How stars form in the turbulent-multiphase interstellar medium?

TYPEAstrophysics Seminar
Speaker:Shmuel Bialy
Affiliation:Harvard CfA
Date:28.10.2020
Time:16:00 - 17:00
LocationZoom
Website:https://panoptotech.cloud.panopt...
Abstract:

I will start with a broad review of the field of star formation and galaxy evolution, and some pressing open questions.

I will then dive into the star-forming interstellar medium (ISM), asking the question, what regulates the star formation process?

I will discuss the multiphase structure of the ISM, key heating-cooling processes and chemical processes in the ISM, and turbulence, all of which may play an important role in regulating star formation.

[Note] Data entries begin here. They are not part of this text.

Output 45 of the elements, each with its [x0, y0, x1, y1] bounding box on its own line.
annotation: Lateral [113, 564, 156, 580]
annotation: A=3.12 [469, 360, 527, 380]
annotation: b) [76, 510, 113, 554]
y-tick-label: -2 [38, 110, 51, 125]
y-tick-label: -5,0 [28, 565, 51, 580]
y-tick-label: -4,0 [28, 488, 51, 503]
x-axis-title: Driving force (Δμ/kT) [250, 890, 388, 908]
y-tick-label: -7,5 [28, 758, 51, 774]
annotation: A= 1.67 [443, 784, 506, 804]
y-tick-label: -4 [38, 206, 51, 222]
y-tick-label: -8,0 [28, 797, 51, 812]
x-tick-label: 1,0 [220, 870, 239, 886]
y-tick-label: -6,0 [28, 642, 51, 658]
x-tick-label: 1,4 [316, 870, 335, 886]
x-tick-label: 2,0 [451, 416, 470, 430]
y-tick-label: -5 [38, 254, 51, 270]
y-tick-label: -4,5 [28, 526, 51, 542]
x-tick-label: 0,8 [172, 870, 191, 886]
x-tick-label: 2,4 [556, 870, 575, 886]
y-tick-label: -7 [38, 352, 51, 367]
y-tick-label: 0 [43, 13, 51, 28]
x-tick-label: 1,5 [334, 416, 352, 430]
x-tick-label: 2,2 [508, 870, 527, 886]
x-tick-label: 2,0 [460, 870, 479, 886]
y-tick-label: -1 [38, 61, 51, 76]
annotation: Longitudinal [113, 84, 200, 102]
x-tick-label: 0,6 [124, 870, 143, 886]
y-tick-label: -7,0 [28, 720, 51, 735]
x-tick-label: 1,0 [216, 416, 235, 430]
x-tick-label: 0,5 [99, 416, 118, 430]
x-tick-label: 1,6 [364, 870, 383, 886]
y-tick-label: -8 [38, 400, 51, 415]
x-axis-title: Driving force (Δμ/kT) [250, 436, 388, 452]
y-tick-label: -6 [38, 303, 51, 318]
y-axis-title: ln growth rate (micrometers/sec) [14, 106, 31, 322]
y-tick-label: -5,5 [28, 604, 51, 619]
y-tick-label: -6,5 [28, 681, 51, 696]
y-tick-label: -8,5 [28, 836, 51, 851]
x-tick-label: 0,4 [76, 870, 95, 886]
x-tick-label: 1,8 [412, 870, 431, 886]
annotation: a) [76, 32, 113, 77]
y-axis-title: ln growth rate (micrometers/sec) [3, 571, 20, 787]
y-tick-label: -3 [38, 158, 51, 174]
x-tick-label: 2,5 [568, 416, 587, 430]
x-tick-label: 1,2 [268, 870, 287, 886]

I will focus on a particularly appealing theory for star formation where gas heating by far-UV radiation from young stars (and by cosmic-rays in some galaxies), may provide a natural feedback loop, and thus organically self-regulate star-formation in galactic disks, and present recent results (Bialy 2020, ApJ accepted) for the link between star-formation rate and far-UV radiation intensity.

I will conclude with future prospects: 

Charting new ways for constraining poorly known interstellar properties: turbulence, 3D ISM structure, low energy cosmic-ray spectra, 

and our plan to construct an improved star-formation model for next-generation large scale cosmological simulations (i.e., IllustrisTNG successors).